Which of the following are inverse functions?
1. Arcsin x and sin x
2. cos^-1 x and cos x
3. csc x and sin x
4. e^x and ln x
5. x^2 and +/- sqrt x
6. x^3 and cubic root of x
7. cot x and tan x
8. sin x and cos x
9. log x/3 and 3^x
I believe the answers are 2, 4, 6, and 9, but how come not the rest, especially csc/sin and cot/tan?
Thank you very much!
To determine which of the given functions are inverse functions, we need to understand what inverse functions are. Inverse functions are pairs of functions that "undo" each other.

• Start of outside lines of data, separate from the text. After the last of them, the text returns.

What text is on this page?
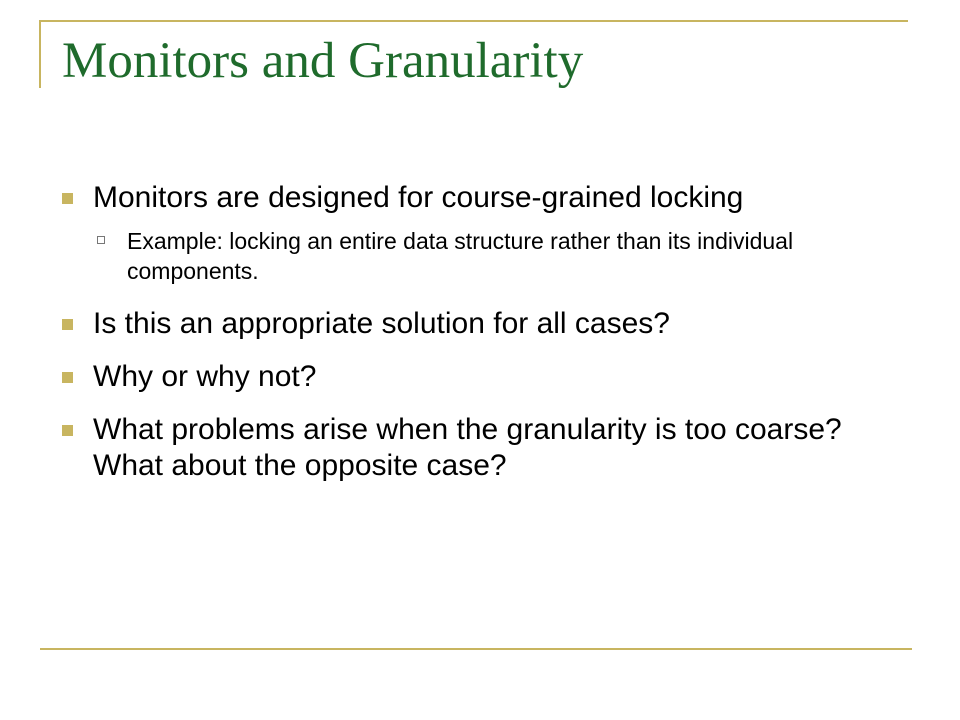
Monitors and Granularity
Monitors are designed for course-grained locking
Example: locking an entire data structure rather than its individual components.
Is this an appropriate solution for all cases?
Why or why not?
What problems arise when the granularity is too coarse? What about the opposite case?
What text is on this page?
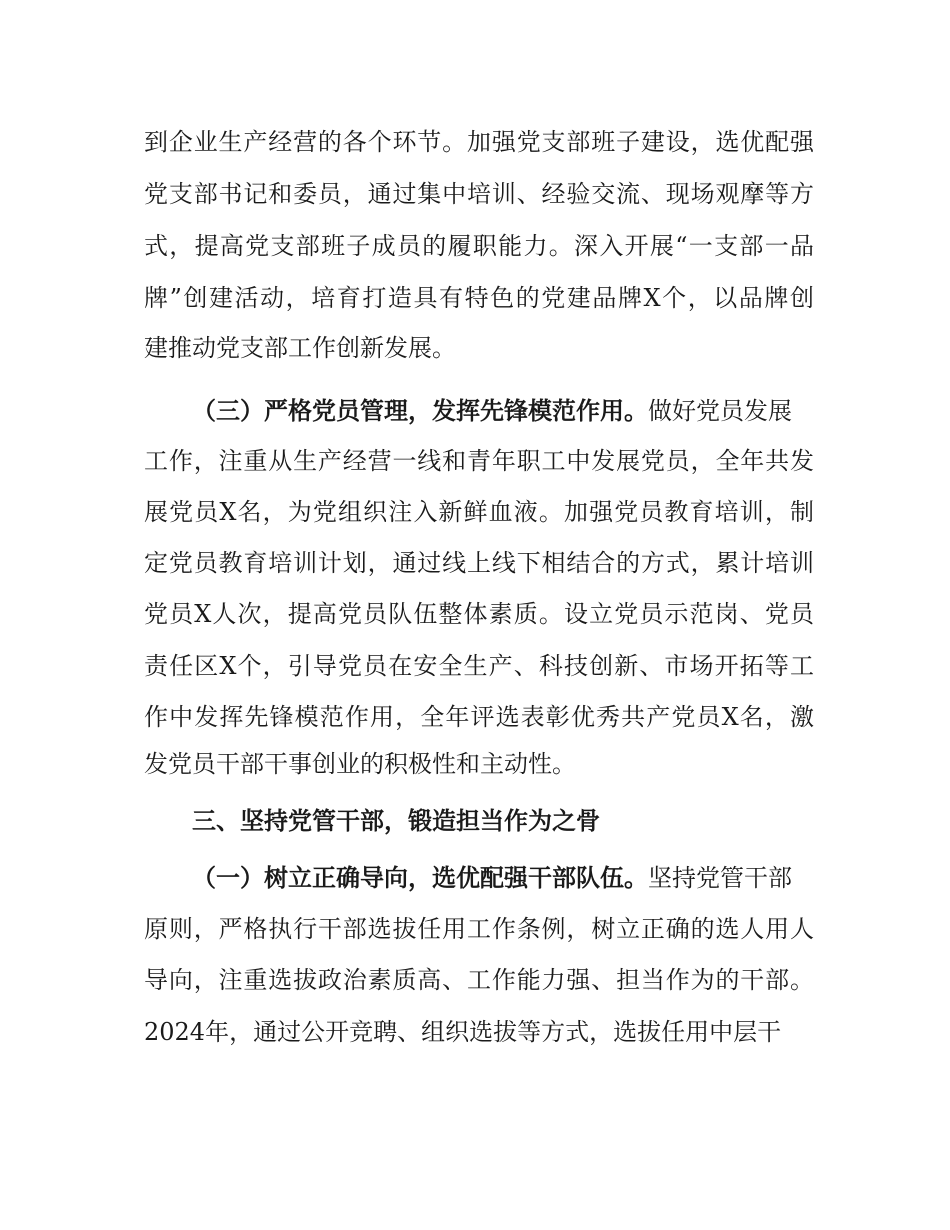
到企业生产经营的各个环节。加强党支部班子建设，选优配强
党支部书记和委员，通过集中培训、经验交流、现场观摩等方
式，提高党支部班子成员的履职能力。深入开展“一支部一品
牌”创建活动，培育打造具有特色的党建品牌X个，以品牌创
建推动党支部工作创新发展。
（三）严格党员管理，发挥先锋模范作用。做好党员发展
工作，注重从生产经营一线和青年职工中发展党员，全年共发
展党员X名，为党组织注入新鲜血液。加强党员教育培训，制
定党员教育培训计划，通过线上线下相结合的方式，累计培训
党员X人次，提高党员队伍整体素质。设立党员示范岗、党员
责任区X个，引导党员在安全生产、科技创新、市场开拓等工
作中发挥先锋模范作用，全年评选表彰优秀共产党员X名，激
发党员干部干事创业的积极性和主动性。
三、坚持党管干部，锻造担当作为之骨
（一）树立正确导向，选优配强干部队伍。坚持党管干部
原则，严格执行干部选拔任用工作条例，树立正确的选人用人
导向，注重选拔政治素质高、工作能力强、担当作为的干部。
2024年，通过公开竞聘、组织选拔等方式，选拔任用中层干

When composed together, they result in the identity function. In other words, given a function f(x) and its inverse function g(x), if we evaluate f(g(x)) or g(f(x)), it will always yield x.
Now, let's analyze each pair of functions:
1. Arcsin x and sin x: These functions are not inverses of each other because arcsin (sin x) is only defined for values of x in the range of [-π/2, π/2]. Thus, applying arcsin to the result of sin x will not always yield x.
2. cos^-1 x and cos x: These functions are indeed inverse functions. Applying cos^-1(cos x) or cos(cos^-1 x) will always give us x. The inverse cos^-1(x) is commonly denoted as acos(x).
3. csc x and sin x: These functions are not inverses of each other. The inverse of sin x is arcsin x, not csc x. Cosecant (csc x) is the reciprocal of sin x, so applying csc(sin x) or sin(csc x) will not always yield x.
4. e^x and ln x: These are indeed inverse functions. Applying e^(ln x) or ln(e^x) will always result in x.
5. x^2 and +/- sqrt(x): These functions are not inverses of each other. The inverse of x^2 is the principal square root of x, denoted as sqrt(x), not +/- sqrt x. Applying sqrt(x^2) or (x^2)^(1/2) will only yield the positive square root of x, not the negative one.
6. x^3 and cubic root of x: These functions are inverses of each other. Applying (cubic root of x)^3 or (x^3)^(1/3) will always give us x.
7. cot x and tan x: These functions are not inverses of each other. The inverse of tan x is arctan x, not cot x. Cotangent (cot x) is the reciprocal of tan x, so applying cot(tan x) or tan(cot x) will not always yield x.
8. sin x and cos x: These functions are not inverses of each other. However, they are closely related through trigonometric identities, such as sin^2x + cos^2x = 1.
9. log x/3 and 3^x: These functions are inverses of each other. Applying log(3^x)/3 or 3^(log x/3) will result in x.
Therefore, the correct choices for inverse functions are 2 (cos and cos^-1), 4 (e^x and ln x), 6 (x^3 and cubic root of x), and 9 (log x/3 and 3^x). The rest of the pairs are not inverses of each other due to different domains, ranges, or reciprocal relationships.